Monday, November 16, 2015

The Master of The Ten Dollar Word: Farewell, Nick Bockwinkel

A master smithy of vocabulary
Photo Credit: WWE.com
Nick Bockwinkel died yesterday, November 15, 2015. It would be easy to list his accomplishments – and there were MANY, including being the AWA World Champion at the age of 52 (!) and wrestling a match against Jumbo Tsuruta with Terry Funk as special guest referee – but instead I want to talk about Nick Bockwinkel’s master classes in promos.

A lot of wrestlers point to guys like Ric Flair as inspiration for their promo style. Flair was great, no doubt about it, but when Nick Bockwinkel called Mad Dog Vachon one of the lowest elements of humanity? You could almost taste the disdain for every single one of the crowd who liked and supported Vachon, because here was Nick Bockwinkel, of all people, holding the title, wearing his fancy suits (oh, but subtly; no flash over substance here, Nick Bockwinkel was a gentleman, albeit not of the fancy British sort, but a gentleman armed with a tiny dictionary and all the words to bring you down five sizes smaller and the physical ability to kick your ass once you were diminished), using his huge vocabulary to insult the guy YOU wanted to win, making you feel incredibly, deliciously low-class, and you HATED him for it.
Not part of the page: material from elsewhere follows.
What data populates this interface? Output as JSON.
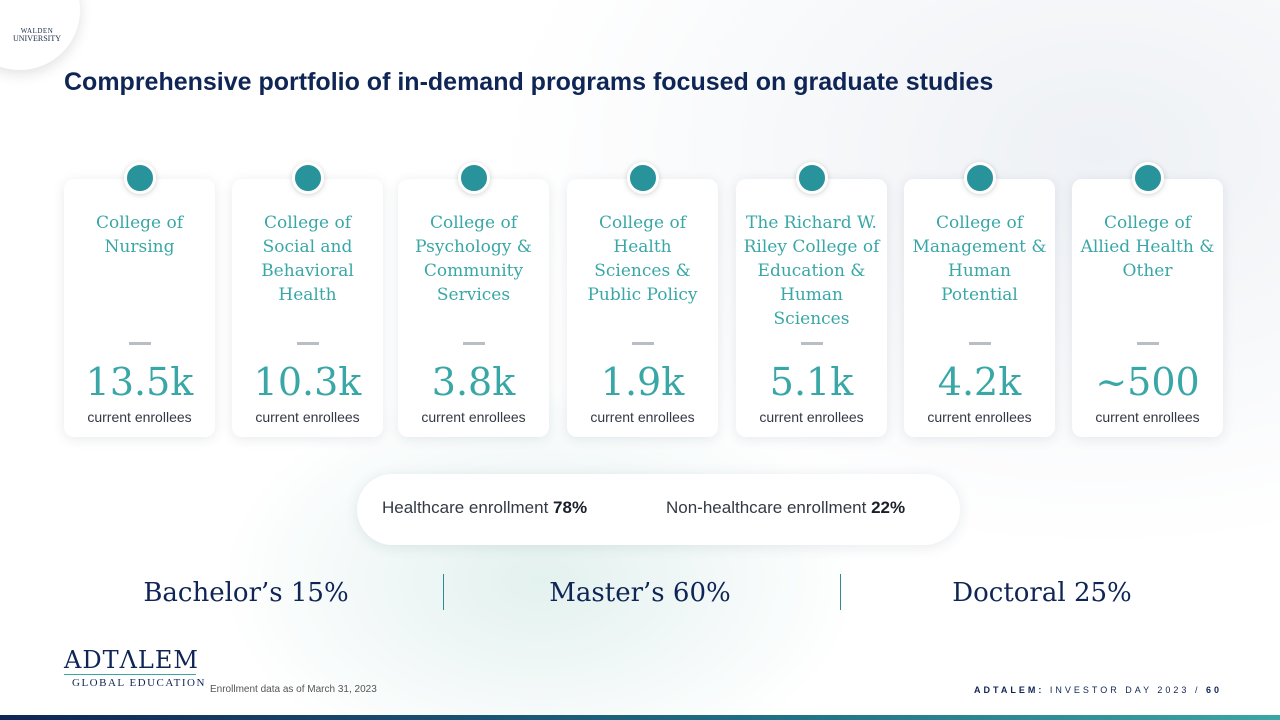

They gave Bockwinkel Bobby Heenan as a manager and I suppose that’s how it was done, back in the day, but my god was Bockwinkel the least likely guy to need any managing. He used phrases like “obdurate recalcitrance” to imply stubbornness and a frustration on his part for men who didn’t seem to understand that he, Nick Bockwinkel, was the very best, and don’t you forget it.

As the years changed, so did the style in which wrestlers worked. Flair was gold watches and jets in a time where most folks were struggling against things they didn’t understand, like big government and poverty. Bockwinkel was a dictionary and a disdain for the common man that was palpable without being ostentatious. Flair made you feel poor; Bockwinkel made you feel dumb, which was somehow worse, because you could always find ways to earn money, but intelligence wasn’t so easy to come by.

Any more, in wrestling, words are meaningless without actions and vice-versa. It will be a long time before any wrestler manages to combine both their words and the prowess to back them up in such a way as Bockwinkel, but men like Damien Sandow are hearkening back to that era.

Thank you for making us feel insignificant, Mr. Bockwinkel. You made it fun to prove to you we were anything but, but my goodness, how we loved to hate you.

And how you will be missed. Goodbye, sir.